Michael Burry of
The Big Short fame recently came out with his
latest prediction for the US market, and this time the catalyst is based on the rise of passive investing.
“...passive investing has removed price discovery from the equity markets. The simple theses and the models that get people into sectors, factors, indexes, or ETFs and mutual funds mimicking those strategies -- these do not require the security-level analysis that is required for true price discovery”
In this article, we’re going to attempt to answer the question that Burry has a lot of investors rethinking right now: are index funds as safe as we think?
The Rise of Passive Investing
It’s impossible to talk about passive investing’s rise without mentioning Vanguard founder John Bogle. Bogle both created and had a huge role in the popularity of index investing. His ideas have given rise to a group of devotees who call themselves Bogleheads.
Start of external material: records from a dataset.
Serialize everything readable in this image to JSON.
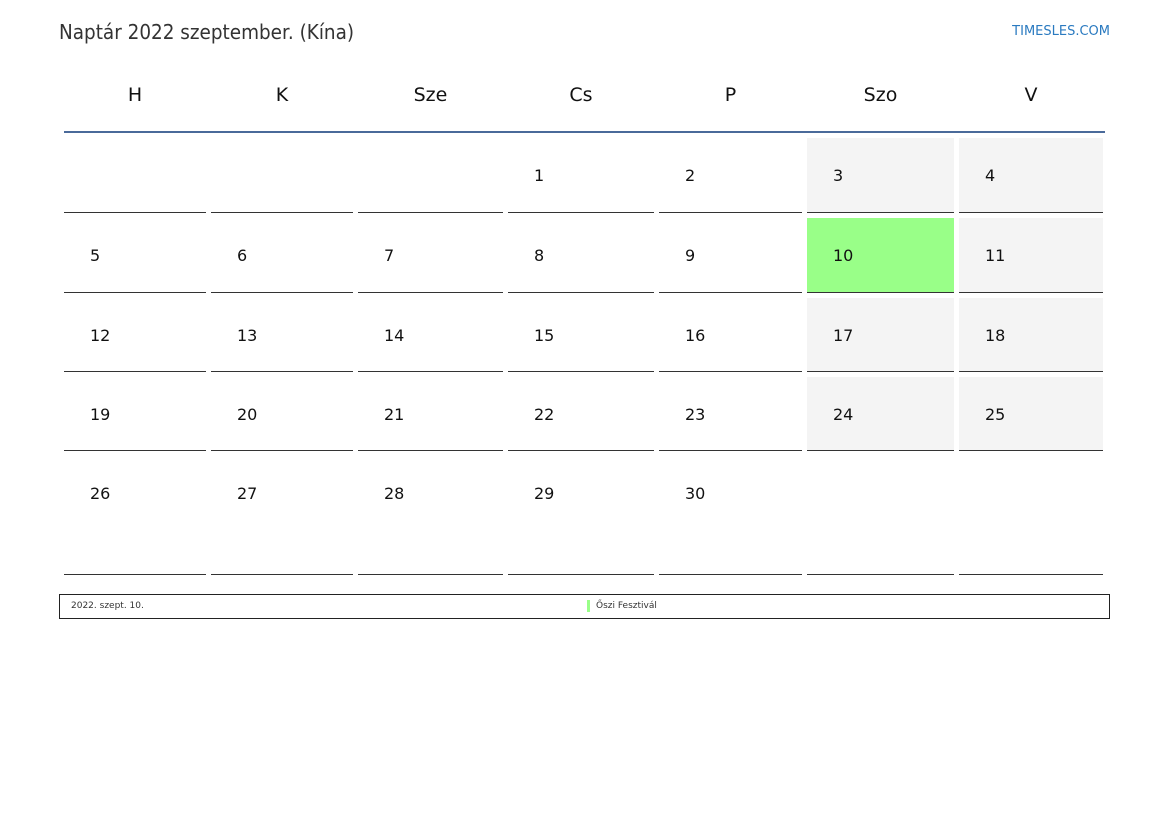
{
  "title": "Naptár 2022 szeptember. (Kína)",
  "brand": "TIMESLES.COM",
  "weekdays": [
    "H",
    "K",
    "Sze",
    "Cs",
    "P",
    "Szo",
    "V"
  ],
  "weeks": [
    [
      "",
      "",
      "",
      "1",
      "2",
      "3",
      "4"
    ],
    [
      "5",
      "6",
      "7",
      "8",
      "9",
      "10",
      "11"
    ],
    [
      "12",
      "13",
      "14",
      "15",
      "16",
      "17",
      "18"
    ],
    [
      "19",
      "20",
      "21",
      "22",
      "23",
      "24",
      "25"
    ],
    [
      "26",
      "27",
      "28",
      "29",
      "30",
      "",
      ""
    ]
  ],
  "holiday_day": "10",
  "colors": {
    "holiday": "#99ff88",
    "weekend": "#f4f4f4",
    "header_line": "#4a6a9a",
    "brand": "#2a7ac0"
  },
  "legend": {
    "date": "2022. szept. 10.",
    "name": "Őszi Fesztivál"
  }
}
Since Bogle’s creation of index investing in 1976, there was a very slow adoption of passive indexing strategies until after the global financial crisis when the strategy grew exponentially. Just look at the growth of Vanguard’s assets under management over time:
Index investing’s rise coincided with the exponential growth of computing power, making it easy for institutions to create and manage all types of passive investment products for a low cost. It also coincided with a massive loss of trust in active managers on Wall Street.
Warren Buffett is also a huge fan of the strategy.
Blind Fund Flow
One of the most dangerous aspects of what might be a bubble in passive investing is the massive flows of funds into the strategy without much thought. Passive investment into the US equity markets has been sold to the public as a virtually guaranteed annual yield.
There are two problems with this “simple thesis,” as Burry called it.
The first is that the returns that proponents of indexing refer to occurred when the S&P had a very high earnings yield. Today, the S&P’s earnings yield is towards the bottom decile of its history.
Without significant earnings growth from here, history tells us that the S&P doesn’t have a ton of upside at these yields. Market timing matters if the odds are stacked against you.
The next problem relates to the behavior of individual market participants. Stock yields don’t work like bonds. There isn’t a consistent, predictable annual return stream. The long-term return premium afforded to you by investing in stocks comes with the caveat that you’ll have to deal with periods of significant volatility and underperformance.
Many investors know this when they put their money into index funds, however, it’s easier to assume you’ll be able to weather the volatility during a bull market, but when a bear market hits and everyone in the financial press is telling you that the world is ending, do most investors actually stick it out?
This is the buy/sell cycle for many individual investors:
Investors in NASDAQ 100 index funds had to weather drawdowns of around 80% during the dot-com crash. Individual investors tend to sell their holdings near the bottom during periods like this.
Lack of Price Discovery
When massive amounts of funds are invested into indexes with no individual stock analysis, you get a situation where the lowest quality companies in the indexes are rewarded proportionately with the highest quality companies.
JPMorgan came out in June 2019 with the estimate that roughly 60% of the market is made up of passive strategies: ETFs, mutual funds, and the like. Another 20% is made up of quantitative strategies, which focus more on technicals and market structure as opposed to security analysis.
That leaves us with the last 20%, which is presumably ruled by active investors.
Among this small slice of the market left for active managers, a large portion of them are momentum/growth investors, overweighting in the best-performing stocks, and then there are the closet indexers. This doesn’t leave a whole lot of room for fundamentals-driven price discovery, especially at the small-cap level.
In Burry’s eyes, there isn’t enough money pursuing value within the micro and small-cap world, which he thinks has been “orphaned” by the market, evidenced by its underperformance coinciding with the rise of passive investing.
Final Thoughts
Index ETFs and mutual funds certainly have their place in the market, but betting on a “free lunch” in the form of a historical average return in lieu of a sound investing strategy can leave you with huge drawdowns in your account if Burry’s thesis proves correct. We simply don’t have enough data on passive investing’s effects on the market.
The issue with passive investing isn’t with the products, but the fact that it’s sold as a superior alternative to supposedly “outdated” active investment strategies that are based on the fundamental analysis of individual companies.